OxBlog

Sunday, March 30, 2003

# Posted 9:16 AM by Ariel David Adesnik  

EMOTIONAL RESPONSE: I just visited, for the first time, the CNN site devoted to Coalition casualties in the war. It is very hard to read. It is very hard to look at the pictures of the men who died, most of them younger than myself.

They shouldn't have had to die. They deserve better. It is almost impossible to keep anything in perspective when looking at their photos. I kept thinking to myself: "Why don't we just stop it now? Let's pull out and go home. Let these kids live the lives they deserve."

Chemical weapons and international law seem like nothing more than abstractions when you are looking at those photos. You forget the thousands of Iraqi soldiers who have died. The thousands of Iraqi civilians killed by their government. The men and women who died on September 11th.

Somehow, looking at those pictures, my mind was only able to focus on the most immediate cause of their death. "Killed in action near Nasiriya on March 23, 2003." "Killed in a U.S. CH-46 Sea Knight helicopter crash on March 21, 2003." Killed. Period.

UPDATE: MW responds:
Your emotional response to the CNN posting is understandable - just what CNN wants - that they have not posted pictures of those killed in Israel by suicide bombers, the Iraqis murdered by Saddam, those starved by Mugabe or by the regime in North Korea.

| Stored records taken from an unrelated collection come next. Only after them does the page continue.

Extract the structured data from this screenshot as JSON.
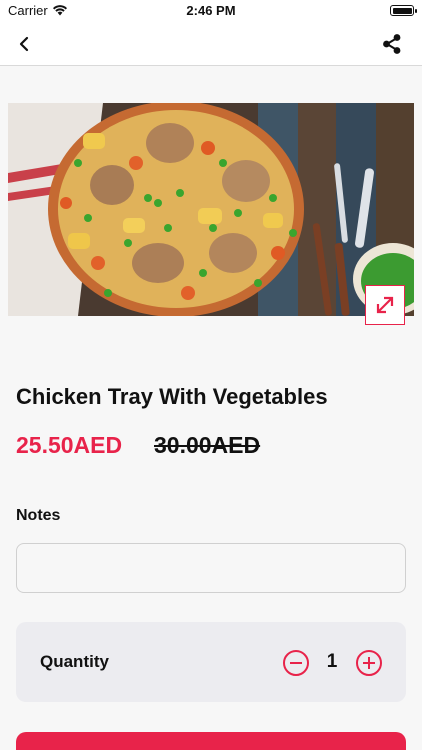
{
  "status_bar": {
    "carrier": "Carrier",
    "time": "2:46 PM"
  },
  "nav": {
    "back_icon": "chevron-left-icon",
    "share_icon": "share-icon"
  },
  "product": {
    "title": "Chicken Tray With Vegetables",
    "price_current": "25.50AED",
    "price_old": "30.00AED",
    "image_icon": "expand-icon"
  },
  "notes": {
    "label": "Notes",
    "value": "",
    "placeholder": ""
  },
  "quantity": {
    "label": "Quantity",
    "value": "1"
  },
  "colors": {
    "accent": "#e8234a",
    "background": "#f7f7f7",
    "card": "#ececf0"
  }
}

Put pictures of your family and friends on a wall and imagine what life or death would be like for them if tyrants like Saddam gained dominance.

I suspect that is what many of those serving in Iraqi Freedom have dealt with. I hate that they have died. I hate that evil exists and to contain it we must confront it.
Sad but true. Still, I think that posting memorials to fallen soldiers is appropriate in war time and not simply manipulative.